Length: 36 foot
Fulfilled By: Shapeways
Shortly after the 1916 ICC mandated Valuation of the railroad the ET&WNC built its first nine 36 foot long gondolas numbered 262,263, 268, 275, 277, 280, 282 and 284. This appears to be the first 36 foot long gondolas built for the railroad in their shops. Before this the cars had been 28 foot long and 32 feet long These were not the first 36 foot long cars built for the railroad as they had 36 foot long Box cars and flat cars before this date. As the need for these car increased a number of flat cars were converted to gondolas. One spotting feature of these converted cars is the removal of two stake pockets and the moving of the two center stake pockets to line up with the cars needle beams to add strength to the new side boards.

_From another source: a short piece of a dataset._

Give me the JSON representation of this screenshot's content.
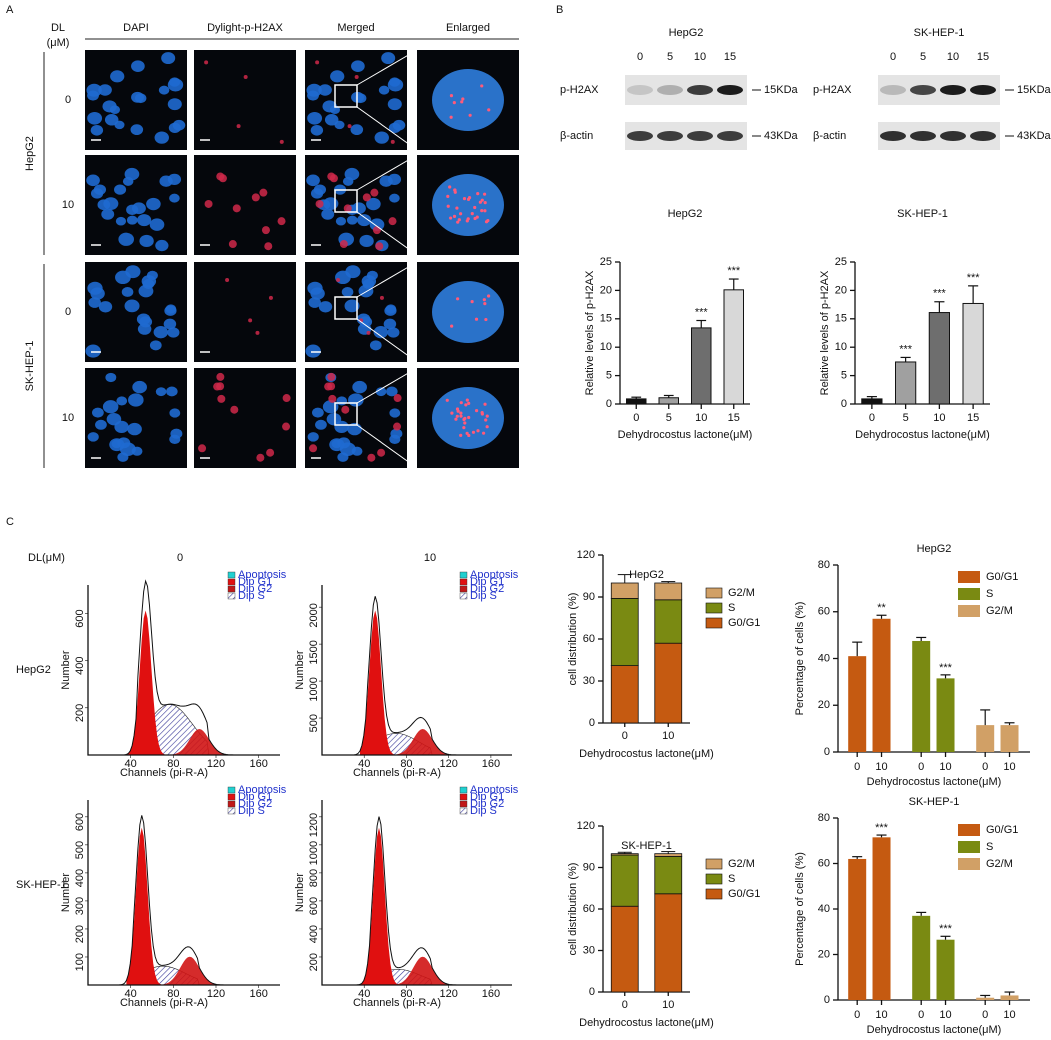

Many of the flat cars were turned into gondolas by the addition of side boards after the need for them to haul cut lumber ended. Many of the 32 foot gondolas got rebuilt in the 1920's into 36 foot long cars, and by the late 1930's they were by far the largest group of cars on the ET&WNC / Linville River. Used to haul stone , sand , cord wood, acid wood pulpwood, pipe and road building materials. The last new 36 foot gondolas were built by the railroad in 1926 At the end of narrow gauge operations the remaining gondolas had their sides and ends removed to turn them into flats to aid in taking up the rails. No Narrow gauge gondolas were saved unlike a number of box cars sold off the railroad to private owners for use as storage sheds.
For a full history on ET&WNC freight cars see Johnny Graybeal's Along the ET&WNC vol 4/5 (Freight cars) available from Tarheel Press.
These cars were black with white lettering. To complete the model, paint and decal to your liking.
This model was designed to use the following for completion:
- Kadee #713 or #714 couplers
- McCord Trucks (available here)
- Music Wire 0.012" for
- Grab Irons
- Brake Wheel Shaft
Due to the fact that 3d printing is a relatively new and in many ways experimental manufacturing technology and the fact that many of the models I manufacture push the limits on what is able to be manufactured, not all models can be successfully printed every time. Every effort is made to avoid any issues during the design phase, however, from time to time we do have unforeseen issues during the manufacturing process. We (Shapeways and I) appreciate your patience when issues do occur.